How do you solve \[{9^{2x - 1}} = {27^x}\] ?

Answer 1

Hint: We have a simple algebraic equation. Here we need to solve for ‘x’. We use the concept that when the bases are the same in the equation we can substitute the exponents, that is \[{x^a} = {x^b}\] then we can write \[a = b\] . Here we can express 27 and 9 in terms of 3. Then we apply the exponent law (laws of indices).
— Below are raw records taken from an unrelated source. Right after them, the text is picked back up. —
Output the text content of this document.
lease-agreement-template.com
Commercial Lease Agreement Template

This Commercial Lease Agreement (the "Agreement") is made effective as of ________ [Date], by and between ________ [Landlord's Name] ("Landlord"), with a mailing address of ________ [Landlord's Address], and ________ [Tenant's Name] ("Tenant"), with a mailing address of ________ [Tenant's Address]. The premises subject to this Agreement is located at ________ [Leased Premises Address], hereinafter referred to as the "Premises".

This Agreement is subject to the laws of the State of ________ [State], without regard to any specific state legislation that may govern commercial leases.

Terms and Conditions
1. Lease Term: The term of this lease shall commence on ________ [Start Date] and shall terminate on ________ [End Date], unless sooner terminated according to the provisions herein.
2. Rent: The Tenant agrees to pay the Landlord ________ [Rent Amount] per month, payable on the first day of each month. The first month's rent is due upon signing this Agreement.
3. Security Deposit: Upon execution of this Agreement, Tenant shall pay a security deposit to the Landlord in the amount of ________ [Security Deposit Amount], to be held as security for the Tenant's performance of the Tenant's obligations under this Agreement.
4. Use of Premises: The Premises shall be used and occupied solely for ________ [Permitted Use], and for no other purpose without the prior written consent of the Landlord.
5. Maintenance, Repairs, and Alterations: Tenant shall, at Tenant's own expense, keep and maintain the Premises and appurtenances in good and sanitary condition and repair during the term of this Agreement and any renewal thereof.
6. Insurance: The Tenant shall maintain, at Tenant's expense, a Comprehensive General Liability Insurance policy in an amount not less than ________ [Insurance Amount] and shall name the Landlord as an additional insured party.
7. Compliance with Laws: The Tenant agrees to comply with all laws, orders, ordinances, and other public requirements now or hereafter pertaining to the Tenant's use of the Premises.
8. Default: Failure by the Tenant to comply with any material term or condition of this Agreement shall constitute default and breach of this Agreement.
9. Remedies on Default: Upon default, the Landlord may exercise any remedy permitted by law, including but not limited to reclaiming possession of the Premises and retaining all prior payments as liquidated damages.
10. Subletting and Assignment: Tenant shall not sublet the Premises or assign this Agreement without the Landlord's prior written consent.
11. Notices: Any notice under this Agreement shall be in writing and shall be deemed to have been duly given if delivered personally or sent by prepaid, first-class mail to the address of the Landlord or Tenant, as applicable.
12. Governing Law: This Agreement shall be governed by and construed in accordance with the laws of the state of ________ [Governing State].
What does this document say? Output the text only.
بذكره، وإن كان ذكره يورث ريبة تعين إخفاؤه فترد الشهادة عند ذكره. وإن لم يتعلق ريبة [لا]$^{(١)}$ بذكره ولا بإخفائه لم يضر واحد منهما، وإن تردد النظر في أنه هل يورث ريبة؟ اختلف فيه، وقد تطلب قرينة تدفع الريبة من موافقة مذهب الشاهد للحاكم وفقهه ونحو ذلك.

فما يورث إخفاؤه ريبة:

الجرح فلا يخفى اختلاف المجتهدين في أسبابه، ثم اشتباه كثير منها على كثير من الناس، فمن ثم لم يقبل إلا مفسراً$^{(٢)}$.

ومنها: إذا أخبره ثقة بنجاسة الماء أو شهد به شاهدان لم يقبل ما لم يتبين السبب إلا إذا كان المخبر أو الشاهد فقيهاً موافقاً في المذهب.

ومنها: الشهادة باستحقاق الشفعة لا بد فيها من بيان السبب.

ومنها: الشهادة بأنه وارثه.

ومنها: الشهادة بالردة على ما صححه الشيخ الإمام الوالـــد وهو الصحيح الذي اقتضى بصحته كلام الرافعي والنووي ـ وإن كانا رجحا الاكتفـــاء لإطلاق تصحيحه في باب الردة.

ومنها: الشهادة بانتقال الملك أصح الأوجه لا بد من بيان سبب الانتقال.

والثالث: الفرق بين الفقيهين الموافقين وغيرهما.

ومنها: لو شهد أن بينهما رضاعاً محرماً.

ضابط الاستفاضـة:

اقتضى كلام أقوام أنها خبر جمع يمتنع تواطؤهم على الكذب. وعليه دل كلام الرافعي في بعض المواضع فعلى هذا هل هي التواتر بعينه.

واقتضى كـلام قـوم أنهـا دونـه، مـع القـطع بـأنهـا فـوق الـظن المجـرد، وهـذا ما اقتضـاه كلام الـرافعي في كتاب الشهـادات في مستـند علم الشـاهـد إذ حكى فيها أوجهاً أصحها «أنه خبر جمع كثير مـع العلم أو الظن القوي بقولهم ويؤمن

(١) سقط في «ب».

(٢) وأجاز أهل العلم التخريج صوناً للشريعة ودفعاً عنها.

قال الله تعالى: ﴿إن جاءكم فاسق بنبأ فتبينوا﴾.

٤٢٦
Complete step-by-step answer:
Here we have,
 \[{9^{2x - 1}} = {27^x}\]
We can write 9 as \[9 \Rightarrow 3 \times 3 = {3^2}\]
We can write 27 as \[27 \Rightarrow 3 \times 3 \times 3 = {3^3}\]
 \[{\left( {{3^2}} \right)^{2x - 1}} = {\left( {{3^3}} \right)^x}\]
Now applying bracket law that is \[ \Rightarrow {\left( {{x^m}} \right)^n} = {x^{m \times n}}\] ,
 \[{\left( 3 \right)^{2\left( {2x - 1} \right)}} = {\left( 3 \right)^{3x}}\]
 \[{\left( 3 \right)^{4x - 2}} = {\left( 3 \right)^{3x}}\]
We can see that the bases are same then we can substitute the exponents or power, that is
 \[4x - 2 = 3x\]
 \[4x - 3x = 2\]
 \[ \Rightarrow x = 2\] . This is the required answer.
So, the correct answer is “x = 2”.

Note: We can check whether the obtained answer is correct or not. Substitute the obtained answer in the given problem,
 \[{9^{2(2) - 1}} = {27^{(2)}}\]
 \[{9^{4 - 1}} = {27^2}\]
 \[{9^3} = {27^2}\]
 \[ \Rightarrow 729 = 729\] . Hence the obtained answer is correct.